Nas noites longas de inverno, à lareira ou à roda das braseiras, as mulheres mais velhas fiavam a lã áspera de ovelha churra, girando os fusos como peões suspensos entre os dedos mágicos. Outras faziam camisolas e meias de lã grossa, que os homens usavam com as botas cardadas de brochas, chispando nos seixos da calçada.

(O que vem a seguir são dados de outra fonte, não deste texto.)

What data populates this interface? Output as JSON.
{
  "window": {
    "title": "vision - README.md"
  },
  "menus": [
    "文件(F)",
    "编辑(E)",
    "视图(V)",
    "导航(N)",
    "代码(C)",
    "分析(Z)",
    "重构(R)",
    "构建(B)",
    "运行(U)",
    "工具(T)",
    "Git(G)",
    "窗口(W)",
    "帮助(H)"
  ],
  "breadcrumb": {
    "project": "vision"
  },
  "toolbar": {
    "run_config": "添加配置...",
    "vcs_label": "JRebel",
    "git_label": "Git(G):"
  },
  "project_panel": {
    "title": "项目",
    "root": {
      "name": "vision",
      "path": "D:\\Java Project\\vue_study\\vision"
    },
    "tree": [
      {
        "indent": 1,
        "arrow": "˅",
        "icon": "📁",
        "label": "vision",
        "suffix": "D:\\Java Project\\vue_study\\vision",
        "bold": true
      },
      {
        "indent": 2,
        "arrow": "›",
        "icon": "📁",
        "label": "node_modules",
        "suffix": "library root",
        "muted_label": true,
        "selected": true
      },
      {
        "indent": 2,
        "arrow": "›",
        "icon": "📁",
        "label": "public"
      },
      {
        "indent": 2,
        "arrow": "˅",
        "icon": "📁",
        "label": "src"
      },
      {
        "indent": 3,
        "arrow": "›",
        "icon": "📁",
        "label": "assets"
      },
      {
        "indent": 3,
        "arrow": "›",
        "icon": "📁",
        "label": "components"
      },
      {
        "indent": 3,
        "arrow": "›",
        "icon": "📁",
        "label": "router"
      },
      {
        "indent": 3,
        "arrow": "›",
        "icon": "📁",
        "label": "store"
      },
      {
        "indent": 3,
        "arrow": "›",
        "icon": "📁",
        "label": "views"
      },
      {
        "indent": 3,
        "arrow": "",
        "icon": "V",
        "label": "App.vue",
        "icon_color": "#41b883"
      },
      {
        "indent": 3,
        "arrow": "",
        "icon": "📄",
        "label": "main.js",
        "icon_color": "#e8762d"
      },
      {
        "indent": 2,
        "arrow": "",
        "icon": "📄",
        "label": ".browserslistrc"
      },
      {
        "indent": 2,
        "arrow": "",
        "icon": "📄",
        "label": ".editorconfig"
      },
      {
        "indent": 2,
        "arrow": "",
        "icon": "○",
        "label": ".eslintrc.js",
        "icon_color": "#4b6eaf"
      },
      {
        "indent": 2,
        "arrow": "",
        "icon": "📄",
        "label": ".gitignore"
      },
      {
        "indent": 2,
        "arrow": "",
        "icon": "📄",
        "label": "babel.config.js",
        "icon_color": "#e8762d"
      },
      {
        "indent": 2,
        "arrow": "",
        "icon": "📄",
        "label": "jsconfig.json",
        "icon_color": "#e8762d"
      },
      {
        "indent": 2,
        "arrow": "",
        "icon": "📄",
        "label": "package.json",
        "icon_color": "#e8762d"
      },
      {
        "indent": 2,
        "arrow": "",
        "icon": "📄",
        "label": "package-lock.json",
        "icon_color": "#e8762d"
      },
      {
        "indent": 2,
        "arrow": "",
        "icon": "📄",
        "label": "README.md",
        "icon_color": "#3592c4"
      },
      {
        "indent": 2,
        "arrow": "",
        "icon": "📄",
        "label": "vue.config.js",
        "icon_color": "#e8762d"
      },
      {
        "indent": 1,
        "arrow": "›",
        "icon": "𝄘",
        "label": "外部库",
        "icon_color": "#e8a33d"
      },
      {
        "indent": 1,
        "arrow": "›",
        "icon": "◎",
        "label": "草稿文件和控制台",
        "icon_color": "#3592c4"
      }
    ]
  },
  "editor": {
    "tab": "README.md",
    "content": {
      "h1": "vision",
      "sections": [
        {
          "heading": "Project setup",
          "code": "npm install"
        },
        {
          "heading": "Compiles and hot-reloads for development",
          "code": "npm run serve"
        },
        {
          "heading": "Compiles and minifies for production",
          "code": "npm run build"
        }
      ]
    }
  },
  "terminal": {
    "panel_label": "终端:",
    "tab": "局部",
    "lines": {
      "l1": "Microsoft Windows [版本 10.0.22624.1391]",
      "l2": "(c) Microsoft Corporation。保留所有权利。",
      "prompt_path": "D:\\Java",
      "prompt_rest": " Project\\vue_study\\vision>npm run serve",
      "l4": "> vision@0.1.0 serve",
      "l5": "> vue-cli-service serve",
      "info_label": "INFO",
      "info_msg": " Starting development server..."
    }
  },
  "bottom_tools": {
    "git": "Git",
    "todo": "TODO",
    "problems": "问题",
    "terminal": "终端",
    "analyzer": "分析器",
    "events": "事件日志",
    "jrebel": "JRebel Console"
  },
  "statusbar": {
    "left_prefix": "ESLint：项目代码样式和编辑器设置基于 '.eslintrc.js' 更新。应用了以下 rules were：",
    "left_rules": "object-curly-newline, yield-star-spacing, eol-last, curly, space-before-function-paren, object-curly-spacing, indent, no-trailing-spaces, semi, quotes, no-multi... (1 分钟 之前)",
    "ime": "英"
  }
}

Em nossa casa, chorava-se pelos cantos, às escondidas. Que podia eu fazer, para além de aparentar boa disposição, não parecendo afectado pela próxima partida para a guerra. Olhando em silêncio para a fogueira que crepitava na lareira, pensava na forma de lhes minorar o sofrimento. As cavacas de pinheiro atiravam-me bocados da casca soltos pelo calor. Cismava: Como é que a gente se despede da mãe para ir para a guerra?"
(In Bichos do Mato)
É uma história de homens comuns, jovens acabados de sair da adolescência, brutalmente lançados na fogueira da guerra colonial onde os seus destinos se cruzam e decidem em cenários extremos. Com eles embarcamos em paquetes de fachada, sufocamos na poeira das picadas e perdemo-nos sem esperança na escuridão das matas.
Heróis à força, arrancados aos nossos campos e cidades, lutam pela sobrevivência, prolongando sem querer a agonia de um sistema que os esquece sem remorso mal despem o camuflado.
É quase um relato que nos dá a espaços uma visão humanizada do jogo armadilhado da guerrilha, onde todos fazem de gatos e de ratos conforme a violência da surpresa e o terror do imprevisto.
Sem maniqueísmos nem excessos de violência literária, Bichos do Matos transporta-nos com naturalidade para a época e cenários da guerra colonial, reconstruídos com realismo e invulgar beleza literária.